Fitch Ratings-Dubai: There is a visible push for ESG sukuk in the UAE as COP28 approaches, says Fitch Ratings in a new dashboard. Fitch expects outstanding ESG sukuk in the UAE to reach 17.5%–20% of total sukuk issuance in the medium term. The government is seeking to achieve its sustainability targets, declaring 2023 as the Year of Sustainability, and aims to achieve net zero emissions by 2050. However, ESG sukuk are not isolated from macro volatilities and must also fulfil the sharia-compliance requirements.

“ESG sukuk in the UAE has increased over the past few years, making up over 12% of total outstanding sukuk in 3Q23, marking a period of prominent growth”, said Bashar Al-Natoor, Global Head of Islamic Finance at Fitch. “Sizeable funding is needed to meet the UAE’s energy transition targets, part of which can be met through ESG sukuk, and sovereign ESG sukuk could give an additional boost.”
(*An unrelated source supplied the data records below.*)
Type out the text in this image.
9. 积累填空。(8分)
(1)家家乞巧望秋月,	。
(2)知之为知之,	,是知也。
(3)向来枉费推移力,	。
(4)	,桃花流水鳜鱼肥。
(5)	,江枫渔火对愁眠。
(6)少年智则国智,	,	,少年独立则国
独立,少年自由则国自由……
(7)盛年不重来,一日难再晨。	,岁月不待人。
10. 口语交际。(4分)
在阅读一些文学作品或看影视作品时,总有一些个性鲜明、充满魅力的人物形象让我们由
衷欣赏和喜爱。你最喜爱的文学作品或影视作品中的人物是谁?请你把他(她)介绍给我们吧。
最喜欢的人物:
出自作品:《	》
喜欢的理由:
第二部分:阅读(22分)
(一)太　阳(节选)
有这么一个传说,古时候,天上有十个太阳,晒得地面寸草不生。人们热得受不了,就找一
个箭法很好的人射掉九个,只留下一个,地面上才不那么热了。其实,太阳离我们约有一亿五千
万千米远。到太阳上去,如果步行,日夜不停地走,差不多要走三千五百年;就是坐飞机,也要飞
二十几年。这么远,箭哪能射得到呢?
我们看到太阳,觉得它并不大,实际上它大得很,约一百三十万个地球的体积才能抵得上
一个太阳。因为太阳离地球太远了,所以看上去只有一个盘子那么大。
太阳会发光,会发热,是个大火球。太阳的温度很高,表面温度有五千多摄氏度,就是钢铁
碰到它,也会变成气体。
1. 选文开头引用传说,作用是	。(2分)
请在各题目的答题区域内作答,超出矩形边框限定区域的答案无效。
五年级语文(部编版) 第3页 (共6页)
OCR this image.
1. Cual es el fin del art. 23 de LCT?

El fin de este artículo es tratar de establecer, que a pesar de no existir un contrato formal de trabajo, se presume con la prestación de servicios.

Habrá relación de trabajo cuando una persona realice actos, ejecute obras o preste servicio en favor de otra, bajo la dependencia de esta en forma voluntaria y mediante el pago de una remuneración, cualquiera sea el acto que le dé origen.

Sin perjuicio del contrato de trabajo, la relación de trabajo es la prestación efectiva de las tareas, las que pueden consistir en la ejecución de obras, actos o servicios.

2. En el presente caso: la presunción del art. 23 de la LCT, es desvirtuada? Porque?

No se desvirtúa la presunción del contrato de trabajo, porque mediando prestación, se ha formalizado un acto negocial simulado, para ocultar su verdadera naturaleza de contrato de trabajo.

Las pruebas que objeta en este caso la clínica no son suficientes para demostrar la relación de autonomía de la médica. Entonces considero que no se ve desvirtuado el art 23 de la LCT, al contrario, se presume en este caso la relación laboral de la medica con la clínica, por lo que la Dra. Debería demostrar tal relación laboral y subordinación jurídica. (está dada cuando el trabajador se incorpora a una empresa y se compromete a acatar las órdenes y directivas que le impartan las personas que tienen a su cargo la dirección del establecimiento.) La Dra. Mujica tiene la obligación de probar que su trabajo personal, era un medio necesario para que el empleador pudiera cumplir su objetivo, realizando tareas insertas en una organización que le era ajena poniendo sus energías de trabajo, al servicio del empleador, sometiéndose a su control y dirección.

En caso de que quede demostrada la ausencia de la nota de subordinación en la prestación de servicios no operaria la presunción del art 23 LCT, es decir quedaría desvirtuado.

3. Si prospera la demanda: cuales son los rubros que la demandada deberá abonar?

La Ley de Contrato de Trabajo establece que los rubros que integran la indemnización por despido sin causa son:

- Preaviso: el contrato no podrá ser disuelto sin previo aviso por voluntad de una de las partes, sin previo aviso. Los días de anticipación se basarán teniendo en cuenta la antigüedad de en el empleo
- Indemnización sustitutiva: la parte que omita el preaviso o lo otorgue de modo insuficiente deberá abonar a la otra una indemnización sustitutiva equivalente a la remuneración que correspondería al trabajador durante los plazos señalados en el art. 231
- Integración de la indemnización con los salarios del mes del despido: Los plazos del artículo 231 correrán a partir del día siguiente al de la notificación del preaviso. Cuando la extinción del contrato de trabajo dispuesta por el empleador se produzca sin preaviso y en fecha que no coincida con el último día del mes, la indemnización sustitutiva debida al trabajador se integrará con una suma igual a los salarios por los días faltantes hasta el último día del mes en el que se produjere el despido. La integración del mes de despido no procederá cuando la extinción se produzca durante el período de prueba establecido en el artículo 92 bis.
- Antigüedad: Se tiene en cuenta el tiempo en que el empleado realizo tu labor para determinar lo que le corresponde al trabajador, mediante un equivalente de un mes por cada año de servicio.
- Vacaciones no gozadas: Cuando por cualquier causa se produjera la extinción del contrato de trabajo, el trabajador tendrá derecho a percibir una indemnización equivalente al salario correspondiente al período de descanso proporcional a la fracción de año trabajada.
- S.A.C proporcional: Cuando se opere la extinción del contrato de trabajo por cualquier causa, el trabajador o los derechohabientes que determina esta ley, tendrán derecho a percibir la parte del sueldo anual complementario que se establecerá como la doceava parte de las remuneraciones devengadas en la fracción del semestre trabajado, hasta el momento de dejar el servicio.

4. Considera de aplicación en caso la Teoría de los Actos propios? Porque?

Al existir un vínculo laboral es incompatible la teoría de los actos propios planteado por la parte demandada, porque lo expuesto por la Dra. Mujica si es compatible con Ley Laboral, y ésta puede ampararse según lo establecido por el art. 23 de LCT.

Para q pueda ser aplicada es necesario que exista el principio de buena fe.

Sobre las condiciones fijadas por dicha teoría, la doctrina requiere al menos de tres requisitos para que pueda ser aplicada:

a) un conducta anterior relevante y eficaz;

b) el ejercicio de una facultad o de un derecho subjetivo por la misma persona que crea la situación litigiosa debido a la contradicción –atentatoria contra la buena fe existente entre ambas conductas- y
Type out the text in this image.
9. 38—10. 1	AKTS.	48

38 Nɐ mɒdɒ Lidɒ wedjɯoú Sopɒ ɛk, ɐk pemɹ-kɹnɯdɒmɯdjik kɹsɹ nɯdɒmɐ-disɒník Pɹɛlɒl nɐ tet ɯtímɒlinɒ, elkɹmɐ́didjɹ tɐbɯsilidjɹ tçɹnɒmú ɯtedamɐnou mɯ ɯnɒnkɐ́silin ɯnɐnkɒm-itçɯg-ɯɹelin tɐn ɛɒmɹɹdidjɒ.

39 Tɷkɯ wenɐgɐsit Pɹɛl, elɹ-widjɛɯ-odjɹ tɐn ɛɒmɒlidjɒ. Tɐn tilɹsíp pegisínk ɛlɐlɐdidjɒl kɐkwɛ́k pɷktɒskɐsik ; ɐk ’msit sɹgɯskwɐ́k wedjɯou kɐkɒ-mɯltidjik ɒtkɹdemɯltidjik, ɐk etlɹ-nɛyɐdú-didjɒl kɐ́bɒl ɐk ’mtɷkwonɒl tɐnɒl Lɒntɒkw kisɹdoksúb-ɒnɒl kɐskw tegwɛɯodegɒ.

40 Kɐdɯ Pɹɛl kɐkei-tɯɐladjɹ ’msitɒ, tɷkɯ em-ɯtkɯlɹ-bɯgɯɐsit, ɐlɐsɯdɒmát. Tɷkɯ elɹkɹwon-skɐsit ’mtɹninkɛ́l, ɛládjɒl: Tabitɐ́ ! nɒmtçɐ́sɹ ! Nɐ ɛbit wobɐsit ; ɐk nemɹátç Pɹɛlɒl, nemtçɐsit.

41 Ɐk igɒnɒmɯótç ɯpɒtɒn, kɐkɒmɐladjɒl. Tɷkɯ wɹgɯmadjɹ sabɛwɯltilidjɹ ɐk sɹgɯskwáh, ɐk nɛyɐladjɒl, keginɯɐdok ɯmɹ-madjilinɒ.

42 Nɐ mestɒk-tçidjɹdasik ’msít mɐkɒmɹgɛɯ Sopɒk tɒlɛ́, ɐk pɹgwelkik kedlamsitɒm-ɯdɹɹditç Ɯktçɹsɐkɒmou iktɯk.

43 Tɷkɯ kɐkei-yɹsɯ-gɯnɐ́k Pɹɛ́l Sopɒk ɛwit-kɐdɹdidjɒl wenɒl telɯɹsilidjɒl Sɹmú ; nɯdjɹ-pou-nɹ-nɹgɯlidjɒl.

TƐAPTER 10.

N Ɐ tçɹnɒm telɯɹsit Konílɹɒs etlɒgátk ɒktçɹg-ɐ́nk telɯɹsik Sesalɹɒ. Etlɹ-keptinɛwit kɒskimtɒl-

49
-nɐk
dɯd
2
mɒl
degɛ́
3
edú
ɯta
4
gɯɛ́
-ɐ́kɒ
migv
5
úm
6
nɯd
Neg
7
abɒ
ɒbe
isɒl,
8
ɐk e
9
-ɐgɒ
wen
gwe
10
Outstanding ESG sukuk in the UAE expanded by 41% qoq to reach USD6.4 billion at end-3Q23 (all currencies), driven by banks and corporates. In 3Q23, about 80.6% of ESG sukuk issuance across all countries came from the UAE (USD1.8 billion; up 85% qoq). The sukuk format accounted for a significant share of the hard-currency ESG debt mix in the UAE (45%) and the GCC (44%), with the remainder in bond format.

The UAE holds 19.2% of the global outstanding ESG sukuk market (2Q23: 14.9%), and the largest share of ESG sukuk in the GCC (3Q23: 52%), followed by Saudi Arabia (40.6%). Islamic banking in the UAE has over a 28% market share, with UAE institutions also being key sukuk issuers, arrangers, and investors. Whilst there are no sovereign ESG sukuk, this could change.

Fitch rates more than 91% of all ESG hard-currency sukuk, all of which is investment-grade.